Ves también la realidad de las palestinas, con el tema del velo, un tema que a mí como mujer, me escuece un poco, pero luego las mujeres de allí, son las que van para adelante, y van a años luz de todo el machismo, el fundamentalismo… llevan las casas, limpias heridas, pero con el velo… y cómo?
Te dan explicaciones varias, una porque lo dice El Corán y yo soy creyente, luego porque es una opción de libertad, quiero que el hombre me reconozca cómo ser humano, en fín…
En todo el mundo hay problemas… pero quiero creer que hay otro mundo posible, y hay que creer en lo que uno sueña.

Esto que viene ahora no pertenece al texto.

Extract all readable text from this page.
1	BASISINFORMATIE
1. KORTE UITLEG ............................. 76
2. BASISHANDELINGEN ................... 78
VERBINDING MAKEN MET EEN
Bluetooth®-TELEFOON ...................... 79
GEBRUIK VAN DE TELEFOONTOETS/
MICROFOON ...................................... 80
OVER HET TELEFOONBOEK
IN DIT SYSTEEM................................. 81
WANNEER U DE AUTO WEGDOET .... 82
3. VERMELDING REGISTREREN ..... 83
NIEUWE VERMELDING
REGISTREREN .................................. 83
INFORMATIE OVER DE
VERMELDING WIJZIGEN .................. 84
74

J: Y nuestra pregunta que aparece en todas las entrevistas, con quién te gustaría tomarte una copa esta noche, y con quién te hubiera gustado tomártela?

C: Me hubiera gustado muchísimo con Leonardo Da Vinci.
Y actualmente pues… con vosotros mismos, y no es un piropo gratuito, cuando uno acaba de conocer a una gente, hay empatía, y te encuentras…

J: Ha sido un verdadero placer Cristina.







4 comentarios:

Romano dijo...

Felicidades Justo,muy buena nota donde me entere mas de la vida de Cristina que desconocia,,,

Abrazos transoceanicos,,,

Cariños a todo el equipo,,,

magas dijo...

Una artista comprometida! Gracias Cristina!

Anónimo dijo...

gracias Justo y a todos los de "unacopacon"...un abrazo

anticasitodo dijo...

“Quiero creer que hay otro mundo posible, y hay que creer en lo que uno sueña”

qué bonita forma de "resumir" la entrevista!